O meu sono na madrugada de domingo para segunda-feira é, desde que ingressei no mundo do trabalho e das responsabilidades, de um sobressalto continuo.

No domingo eu tinha tudo para fugir desse karma, mas o fato é que, movido pela preguiça, não fui para a cozinha e, no final da tarde, como a fome fosse irreversível, comi um sandubas reforçado do Subway.

Fui de encontro aos lençóis lá pela meia noite e já eram 2h30min de segunda quando despertei pela primeira vez. Motivo: sede. O sanduíche era generoso no molho apimentado. Devo ter bebido 70% da generosa caneca d’água estrategicamente colocada no chão, ao lado da cama.

Às 4h20min tornei a despertar, mas dessa vez de um salto assustador: acordei sob o som de um choque entre dois carros que sucedera sete andares abaixo, na esquina da Fradique Coutinho com Cardeal Arcoverde. Bebi o que restava da caneca e tentei me acalmar. Fez-se uma gritaria pelo socorro às vítimas que, aos poucos, inebriado de sono, foi se dissipando. Tornei a cochilar.

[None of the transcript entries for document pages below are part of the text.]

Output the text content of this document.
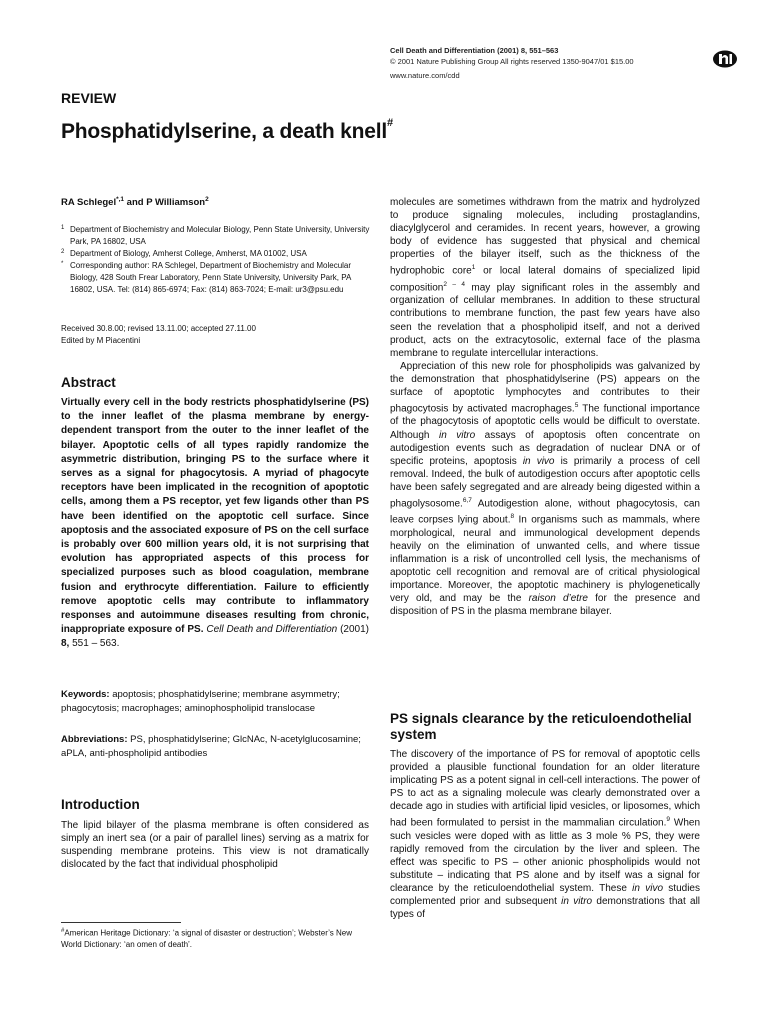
Cell Death and Differentiation (2001) 8, 551–563
© 2001 Nature Publishing Group All rights reserved 1350-9047/01 $15.00
www.nature.com/cdd
REVIEW
Phosphatidylserine, a death knell#
RA Schlegel$^{*,1}$ and P Williamson$^2$
1 Department of Biochemistry and Molecular Biology, Penn State University, University Park, PA 16802, USA
2 Department of Biology, Amherst College, Amherst, MA 01002, USA
* Corresponding author: RA Schlegel, Department of Biochemistry and Molecular Biology, 428 South Frear Laboratory, Penn State University, University Park, PA 16802, USA. Tel: (814) 865-6974; Fax: (814) 863-7024; E-mail: ur3@psu.edu
Received 30.8.00; revised 13.11.00; accepted 27.11.00
Edited by M Piacentini
Abstract
Virtually every cell in the body restricts phosphatidylserine (PS) to the inner leaflet of the plasma membrane by energy-dependent transport from the outer to the inner leaflet of the bilayer. Apoptotic cells of all types rapidly randomize the asymmetric distribution, bringing PS to the surface where it serves as a signal for phagocytosis. A myriad of phagocyte receptors have been implicated in the recognition of apoptotic cells, among them a PS receptor, yet few ligands other than PS have been identified on the apoptotic cell surface. Since apoptosis and the associated exposure of PS on the cell surface is probably over 600 million years old, it is not surprising that evolution has appropriated aspects of this process for specialized purposes such as blood coagulation, membrane fusion and erythrocyte differentiation. Failure to efficiently remove apoptotic cells may contribute to inflammatory responses and autoimmune diseases resulting from chronic, inappropriate exposure of PS. Cell Death and Differentiation (2001) 8, 551 – 563.
Keywords: apoptosis; phosphatidylserine; membrane asymmetry; phagocytosis; macrophages; aminophospholipid translocase
Abbreviations: PS, phosphatidylserine; GlcNAc, N-acetylglucosamine; aPLA, anti-phospholipid antibodies
Introduction

The lipid bilayer of the plasma membrane is often considered as simply an inert sea (or a pair of parallel lines) serving as a matrix for suspending membrane proteins. This view is not dramatically dislocated by the fact that individual phospholipid

#American Heritage Dictionary: ‘a signal of disaster or destruction’; Webster’s New World Dictionary: ‘an omen of death’.

molecules are sometimes withdrawn from the matrix and hydrolyzed to produce signaling molecules, including prostaglandins, diacylglycerol and ceramides. In recent years, however, a growing body of evidence has suggested that physical and chemical properties of the bilayer itself, such as the thickness of the hydrophobic core$^1$ or local lateral domains of specialized lipid composition$^{2 - 4}$ may play significant roles in the assembly and organization of cellular membranes. In addition to these structural contributions to membrane function, the past few years have also seen the revelation that a phospholipid itself, and not a derived product, acts on the extracytosolic, external face of the plasma membrane to regulate intercellular interactions.

Appreciation of this new role for phospholipids was galvanized by the demonstration that phosphatidylserine (PS) appears on the surface of apoptotic lymphocytes and contributes to their phagocytosis by activated macrophages.$^5$ The functional importance of the phagocytosis of apoptotic cells would be difficult to overstate. Although in vitro assays of apoptosis often concentrate on autodigestion events such as degradation of nuclear DNA or of specific proteins, apoptosis in vivo is primarily a process of cell removal. Indeed, the bulk of autodigestion occurs after apoptotic cells have been safely segregated and are already being digested within a phagolysosome.$^{6,7}$ Autodigestion alone, without phagocytosis, can leave corpses lying about.$^8$ In organisms such as mammals, where morphological, neural and immunological development depends heavily on the elimination of unwanted cells, and where tissue inflammation is a risk of uncontrolled cell lysis, the mechanisms of apoptotic cell recognition and removal are of critical physiological importance. Moreover, the apoptotic machinery is phylogenetically very old, and may be the raison d’etre for the presence and disposition of PS in the plasma membrane bilayer.

PS signals clearance by the reticuloendothelial system

The discovery of the importance of PS for removal of apoptotic cells provided a plausible functional foundation for an older literature implicating PS as a potent signal in cell-cell interactions. The power of PS to act as a signaling molecule was clearly demonstrated over a decade ago in studies with artificial lipid vesicles, or liposomes, which had been formulated to persist in the mammalian circulation.$^9$ When such vesicles were doped with as little as 3 mole % PS, they were rapidly removed from the circulation by the liver and spleen. The effect was specific to PS – other anionic phospholipids would not substitute – indicating that PS alone and by itself was a signal for clearance by the reticuloendothelial system. These in vivo studies complemented prior and subsequent in vitro demonstrations that all types of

Às 7h30min, o celular me despertou. Procurei a caneca d’água. Estava vazia. Dada a madrugada tumultuada, me dei prazo para esticar o sono. O fiz até as 8h15min quando o mundo do trabalho me convocou para mais um dia.

Espero que as próximas madrugadas sejam mais calmas. Ao menos até a próxima segunda-feira.